Urteil im Fall Lena: Für Eltern noch viele Fragen offen

21. März 2024 , 05:55 Uhr

Seit Anfang Februar hat sich das Landgericht Hof mit dem Tod eines zehnjährigen Mädchens in einem Wunsiedler Kinderheim beschäftigt. Das Urteil ist zwar gefallen, viele Fragen sind aber immer noch offen. So sehen es die Anwälte der Eltern des getöteten Mädchens. Martina Fuchs-Andonie vertritt den Vater der Zehnjährigen:

„Das Urteil, ungeachtet der Höhe irgendeines Strafmaßes, wird von ihm wahrscheinlich so hingenommen werden, denn sein Kind wird nie wieder aufstehen und mit ihm spielen.
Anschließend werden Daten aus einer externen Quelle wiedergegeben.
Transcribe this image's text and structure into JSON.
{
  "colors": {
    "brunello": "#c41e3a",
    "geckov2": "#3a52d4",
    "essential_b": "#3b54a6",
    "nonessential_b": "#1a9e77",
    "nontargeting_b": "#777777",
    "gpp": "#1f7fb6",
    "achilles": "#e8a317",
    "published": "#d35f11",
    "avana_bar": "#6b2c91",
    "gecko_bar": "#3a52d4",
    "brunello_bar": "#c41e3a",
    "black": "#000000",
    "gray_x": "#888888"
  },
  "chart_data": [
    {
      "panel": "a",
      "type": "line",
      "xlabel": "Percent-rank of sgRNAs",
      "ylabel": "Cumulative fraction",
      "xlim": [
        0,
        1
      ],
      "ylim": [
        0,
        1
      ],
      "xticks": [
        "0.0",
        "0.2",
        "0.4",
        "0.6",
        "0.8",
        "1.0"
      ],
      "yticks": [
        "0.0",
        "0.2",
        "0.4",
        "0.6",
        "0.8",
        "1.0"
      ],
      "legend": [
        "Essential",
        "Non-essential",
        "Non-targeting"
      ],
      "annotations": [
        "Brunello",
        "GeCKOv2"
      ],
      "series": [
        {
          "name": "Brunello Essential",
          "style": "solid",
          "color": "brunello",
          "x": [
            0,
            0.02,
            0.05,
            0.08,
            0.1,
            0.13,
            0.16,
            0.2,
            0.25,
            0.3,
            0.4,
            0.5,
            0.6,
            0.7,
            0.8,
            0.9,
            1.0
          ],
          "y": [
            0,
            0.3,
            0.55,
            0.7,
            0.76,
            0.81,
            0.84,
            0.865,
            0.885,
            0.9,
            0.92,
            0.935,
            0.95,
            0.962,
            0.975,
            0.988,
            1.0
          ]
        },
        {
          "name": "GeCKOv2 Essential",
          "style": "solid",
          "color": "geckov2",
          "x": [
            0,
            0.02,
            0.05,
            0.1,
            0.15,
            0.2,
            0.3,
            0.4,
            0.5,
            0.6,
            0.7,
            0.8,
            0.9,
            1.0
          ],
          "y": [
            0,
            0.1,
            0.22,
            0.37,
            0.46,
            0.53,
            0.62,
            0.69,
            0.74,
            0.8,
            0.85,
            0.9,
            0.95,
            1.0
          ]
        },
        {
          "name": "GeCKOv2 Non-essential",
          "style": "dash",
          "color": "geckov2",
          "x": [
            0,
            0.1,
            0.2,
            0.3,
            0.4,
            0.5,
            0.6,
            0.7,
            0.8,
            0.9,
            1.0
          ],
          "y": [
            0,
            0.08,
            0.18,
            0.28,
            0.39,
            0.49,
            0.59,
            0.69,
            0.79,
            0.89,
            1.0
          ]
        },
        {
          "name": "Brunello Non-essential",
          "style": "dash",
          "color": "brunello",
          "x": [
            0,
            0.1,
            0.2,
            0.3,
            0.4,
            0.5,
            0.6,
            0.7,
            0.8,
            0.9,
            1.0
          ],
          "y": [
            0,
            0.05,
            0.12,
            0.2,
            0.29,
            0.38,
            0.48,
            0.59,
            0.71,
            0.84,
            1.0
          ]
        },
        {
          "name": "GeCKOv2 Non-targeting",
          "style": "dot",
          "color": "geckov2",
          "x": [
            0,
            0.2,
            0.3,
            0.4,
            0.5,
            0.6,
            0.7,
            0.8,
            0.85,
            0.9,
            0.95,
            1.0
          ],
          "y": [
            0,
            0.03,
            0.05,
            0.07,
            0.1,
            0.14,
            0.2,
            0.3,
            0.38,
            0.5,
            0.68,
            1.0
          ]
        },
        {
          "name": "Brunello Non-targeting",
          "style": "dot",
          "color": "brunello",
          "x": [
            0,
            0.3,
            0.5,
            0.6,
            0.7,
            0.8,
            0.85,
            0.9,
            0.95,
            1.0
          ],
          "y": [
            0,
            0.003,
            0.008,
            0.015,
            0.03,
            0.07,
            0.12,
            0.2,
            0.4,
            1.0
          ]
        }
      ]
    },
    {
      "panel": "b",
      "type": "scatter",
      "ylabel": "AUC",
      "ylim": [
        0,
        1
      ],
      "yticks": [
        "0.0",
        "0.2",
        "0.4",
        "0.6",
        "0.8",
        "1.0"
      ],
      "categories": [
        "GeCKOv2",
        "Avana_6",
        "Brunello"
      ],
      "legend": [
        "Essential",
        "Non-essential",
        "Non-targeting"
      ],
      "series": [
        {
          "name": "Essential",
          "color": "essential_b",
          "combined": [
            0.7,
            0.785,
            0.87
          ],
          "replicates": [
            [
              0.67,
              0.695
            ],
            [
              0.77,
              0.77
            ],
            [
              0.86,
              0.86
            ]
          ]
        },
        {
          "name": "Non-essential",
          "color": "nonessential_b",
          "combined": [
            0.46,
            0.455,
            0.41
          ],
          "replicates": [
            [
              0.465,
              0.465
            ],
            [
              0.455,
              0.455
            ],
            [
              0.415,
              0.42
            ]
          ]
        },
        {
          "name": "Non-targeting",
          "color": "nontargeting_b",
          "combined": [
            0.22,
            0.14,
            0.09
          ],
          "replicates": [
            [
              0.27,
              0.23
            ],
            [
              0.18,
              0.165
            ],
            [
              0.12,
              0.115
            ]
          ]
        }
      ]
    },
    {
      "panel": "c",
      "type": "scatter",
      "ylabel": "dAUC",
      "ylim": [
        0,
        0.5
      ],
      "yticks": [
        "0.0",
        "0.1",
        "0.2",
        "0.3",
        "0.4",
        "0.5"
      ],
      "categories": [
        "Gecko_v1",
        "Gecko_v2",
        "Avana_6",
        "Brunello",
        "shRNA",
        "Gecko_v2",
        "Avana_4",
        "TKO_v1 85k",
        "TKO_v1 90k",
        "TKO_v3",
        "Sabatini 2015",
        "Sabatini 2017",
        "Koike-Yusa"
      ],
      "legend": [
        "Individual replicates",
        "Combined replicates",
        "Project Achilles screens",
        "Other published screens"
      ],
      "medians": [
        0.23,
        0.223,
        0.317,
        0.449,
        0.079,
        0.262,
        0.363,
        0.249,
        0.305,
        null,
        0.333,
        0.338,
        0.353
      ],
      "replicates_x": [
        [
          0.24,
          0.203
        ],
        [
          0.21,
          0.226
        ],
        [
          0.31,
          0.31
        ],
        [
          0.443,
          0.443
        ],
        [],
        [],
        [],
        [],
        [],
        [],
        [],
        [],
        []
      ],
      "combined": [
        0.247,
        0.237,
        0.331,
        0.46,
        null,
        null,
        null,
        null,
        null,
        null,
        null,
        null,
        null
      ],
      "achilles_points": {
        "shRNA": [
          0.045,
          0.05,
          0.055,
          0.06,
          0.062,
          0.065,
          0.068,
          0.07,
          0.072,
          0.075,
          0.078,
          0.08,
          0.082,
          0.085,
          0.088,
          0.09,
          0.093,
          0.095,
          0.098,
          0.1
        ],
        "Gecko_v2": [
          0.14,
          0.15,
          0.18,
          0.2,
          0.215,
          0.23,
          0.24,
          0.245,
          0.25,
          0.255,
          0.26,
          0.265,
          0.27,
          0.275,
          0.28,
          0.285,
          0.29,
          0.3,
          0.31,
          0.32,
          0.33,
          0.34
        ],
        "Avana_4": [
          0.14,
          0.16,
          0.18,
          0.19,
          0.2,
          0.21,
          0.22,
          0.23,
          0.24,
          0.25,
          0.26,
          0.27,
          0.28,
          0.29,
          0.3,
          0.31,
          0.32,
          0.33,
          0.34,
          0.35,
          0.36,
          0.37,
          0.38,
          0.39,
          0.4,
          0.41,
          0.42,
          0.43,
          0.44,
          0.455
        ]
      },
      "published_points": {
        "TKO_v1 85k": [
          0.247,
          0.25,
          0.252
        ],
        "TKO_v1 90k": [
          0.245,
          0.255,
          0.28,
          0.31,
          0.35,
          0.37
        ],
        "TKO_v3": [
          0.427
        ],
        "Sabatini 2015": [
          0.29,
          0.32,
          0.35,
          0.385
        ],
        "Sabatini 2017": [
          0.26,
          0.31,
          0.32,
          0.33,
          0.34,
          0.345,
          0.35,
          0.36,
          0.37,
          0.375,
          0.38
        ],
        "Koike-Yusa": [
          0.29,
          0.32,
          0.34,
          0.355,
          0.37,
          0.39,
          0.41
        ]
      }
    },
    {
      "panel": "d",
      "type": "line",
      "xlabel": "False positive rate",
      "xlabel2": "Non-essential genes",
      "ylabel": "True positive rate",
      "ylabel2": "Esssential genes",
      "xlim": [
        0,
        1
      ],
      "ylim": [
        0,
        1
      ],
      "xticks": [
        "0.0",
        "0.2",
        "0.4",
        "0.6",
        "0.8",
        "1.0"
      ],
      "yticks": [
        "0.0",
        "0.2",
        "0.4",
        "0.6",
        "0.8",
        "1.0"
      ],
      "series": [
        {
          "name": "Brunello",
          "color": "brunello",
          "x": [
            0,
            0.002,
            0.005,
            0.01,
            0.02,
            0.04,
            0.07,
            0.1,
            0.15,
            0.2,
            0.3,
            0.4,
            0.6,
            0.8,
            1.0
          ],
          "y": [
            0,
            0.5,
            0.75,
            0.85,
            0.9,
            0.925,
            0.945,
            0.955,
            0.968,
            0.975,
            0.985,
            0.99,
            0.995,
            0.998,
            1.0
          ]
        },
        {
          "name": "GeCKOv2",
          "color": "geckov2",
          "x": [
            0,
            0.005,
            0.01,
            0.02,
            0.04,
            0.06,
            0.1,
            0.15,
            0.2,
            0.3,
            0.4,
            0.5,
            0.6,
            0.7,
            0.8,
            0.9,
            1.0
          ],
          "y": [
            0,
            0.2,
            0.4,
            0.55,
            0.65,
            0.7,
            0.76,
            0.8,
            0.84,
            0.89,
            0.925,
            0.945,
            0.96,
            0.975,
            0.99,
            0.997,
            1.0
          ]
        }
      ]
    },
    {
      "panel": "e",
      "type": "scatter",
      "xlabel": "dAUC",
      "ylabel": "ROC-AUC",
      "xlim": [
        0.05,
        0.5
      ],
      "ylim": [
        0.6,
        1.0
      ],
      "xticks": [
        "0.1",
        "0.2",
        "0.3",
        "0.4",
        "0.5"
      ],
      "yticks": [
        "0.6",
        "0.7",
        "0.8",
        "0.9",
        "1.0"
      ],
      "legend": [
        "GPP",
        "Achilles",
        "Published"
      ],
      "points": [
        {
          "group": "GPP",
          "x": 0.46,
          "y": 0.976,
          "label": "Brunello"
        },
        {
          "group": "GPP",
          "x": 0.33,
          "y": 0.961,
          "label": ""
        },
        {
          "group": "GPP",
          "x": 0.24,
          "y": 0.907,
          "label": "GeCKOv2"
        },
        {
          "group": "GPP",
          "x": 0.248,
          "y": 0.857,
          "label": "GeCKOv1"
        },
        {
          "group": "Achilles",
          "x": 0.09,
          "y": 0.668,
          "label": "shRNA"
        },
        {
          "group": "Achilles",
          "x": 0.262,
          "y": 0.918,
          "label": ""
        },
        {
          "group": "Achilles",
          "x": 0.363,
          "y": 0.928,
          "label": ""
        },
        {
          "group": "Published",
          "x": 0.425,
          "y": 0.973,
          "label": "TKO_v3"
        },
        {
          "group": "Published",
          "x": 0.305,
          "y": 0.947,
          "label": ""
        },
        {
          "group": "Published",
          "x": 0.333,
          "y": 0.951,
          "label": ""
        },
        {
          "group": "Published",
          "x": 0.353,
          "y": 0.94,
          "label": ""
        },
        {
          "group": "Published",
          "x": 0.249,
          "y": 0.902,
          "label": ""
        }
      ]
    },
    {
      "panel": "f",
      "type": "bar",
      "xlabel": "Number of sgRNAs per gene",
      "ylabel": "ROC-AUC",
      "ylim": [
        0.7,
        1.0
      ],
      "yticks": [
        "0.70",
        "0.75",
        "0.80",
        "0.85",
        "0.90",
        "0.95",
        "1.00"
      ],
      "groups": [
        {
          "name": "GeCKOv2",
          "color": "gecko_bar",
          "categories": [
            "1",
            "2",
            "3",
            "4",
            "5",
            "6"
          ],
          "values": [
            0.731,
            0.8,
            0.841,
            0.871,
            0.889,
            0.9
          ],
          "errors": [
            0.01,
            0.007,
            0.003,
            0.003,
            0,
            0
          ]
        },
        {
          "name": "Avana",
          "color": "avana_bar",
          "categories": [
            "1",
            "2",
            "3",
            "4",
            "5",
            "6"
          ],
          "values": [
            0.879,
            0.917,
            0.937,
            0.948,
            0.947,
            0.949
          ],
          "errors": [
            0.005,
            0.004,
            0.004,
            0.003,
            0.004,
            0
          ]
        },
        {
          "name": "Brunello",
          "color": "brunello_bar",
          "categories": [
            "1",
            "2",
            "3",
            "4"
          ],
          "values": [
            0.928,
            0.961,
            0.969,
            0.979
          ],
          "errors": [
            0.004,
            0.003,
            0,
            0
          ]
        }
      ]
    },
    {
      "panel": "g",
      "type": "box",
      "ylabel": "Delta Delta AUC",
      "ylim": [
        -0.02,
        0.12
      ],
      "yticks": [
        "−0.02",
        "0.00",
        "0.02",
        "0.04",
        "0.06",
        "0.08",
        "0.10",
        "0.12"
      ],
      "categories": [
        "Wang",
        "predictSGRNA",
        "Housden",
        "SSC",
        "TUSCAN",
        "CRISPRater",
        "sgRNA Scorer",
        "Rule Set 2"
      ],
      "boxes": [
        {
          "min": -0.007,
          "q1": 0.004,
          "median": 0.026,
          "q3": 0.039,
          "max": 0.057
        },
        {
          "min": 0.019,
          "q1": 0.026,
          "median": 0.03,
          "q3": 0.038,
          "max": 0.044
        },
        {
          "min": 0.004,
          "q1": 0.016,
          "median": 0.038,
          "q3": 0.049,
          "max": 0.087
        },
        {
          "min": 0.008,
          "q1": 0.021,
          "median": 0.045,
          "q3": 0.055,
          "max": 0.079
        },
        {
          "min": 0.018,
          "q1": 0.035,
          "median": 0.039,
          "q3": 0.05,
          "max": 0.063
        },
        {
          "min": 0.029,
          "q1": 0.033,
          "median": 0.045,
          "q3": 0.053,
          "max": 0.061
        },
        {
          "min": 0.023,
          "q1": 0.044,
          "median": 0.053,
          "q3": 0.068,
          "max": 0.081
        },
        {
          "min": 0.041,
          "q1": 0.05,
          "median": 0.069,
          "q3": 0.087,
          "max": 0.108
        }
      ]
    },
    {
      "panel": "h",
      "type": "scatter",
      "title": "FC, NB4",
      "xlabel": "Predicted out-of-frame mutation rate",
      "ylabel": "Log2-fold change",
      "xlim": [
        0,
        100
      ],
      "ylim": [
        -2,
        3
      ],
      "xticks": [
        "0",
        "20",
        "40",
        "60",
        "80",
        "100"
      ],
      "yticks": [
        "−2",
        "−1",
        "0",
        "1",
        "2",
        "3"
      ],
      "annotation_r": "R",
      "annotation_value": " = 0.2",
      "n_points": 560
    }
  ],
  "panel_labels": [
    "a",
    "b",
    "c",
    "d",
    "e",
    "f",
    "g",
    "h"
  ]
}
Aber: Die Tatsache, dass in diesem Verfahren der Tod nicht behandelt werden konnte, wird ihn schwer treffen und wird einen Abschluss – genauso wie für die Mutter des Kindes – nur in Teilen bewirken.“

Der 26 Jahre alte Angeklagte muss siebeneinhalb Jahre ins Gefängnis. Unter anderem wegen schweren sexuellen Missbrauchs von Kindern und Vergewaltigung. Getötet haben soll die Zehnjährige aber ein heute Zwölfjähriger. Der hat im Prozess ausgesagt, der Angeklagte habe ihn dazu angestiftet. Das Problem: die Aussagen des Jungen konnte das Gericht nicht verwenden. Ein Gutachter hat festgestellt, dass es sich dabei um eine Falschaussage handeln könnte.

Wie geht es mit dem Zwölfjährigen jetzt weiter? Sein Anwalt, Michael Hasslacher:

„Das wird das Jugendamt entscheiden. Im Moment jedenfalls, wird er sehr eingehend betreut. Er fühlt sich auch wohl dort. Er vermisst natürlich nur, dass er mit anderen Kindern spielen kann. Das ist für ihn die größte Strafe.“

Der Junge ist aktuell weit weg von Hof untergebracht.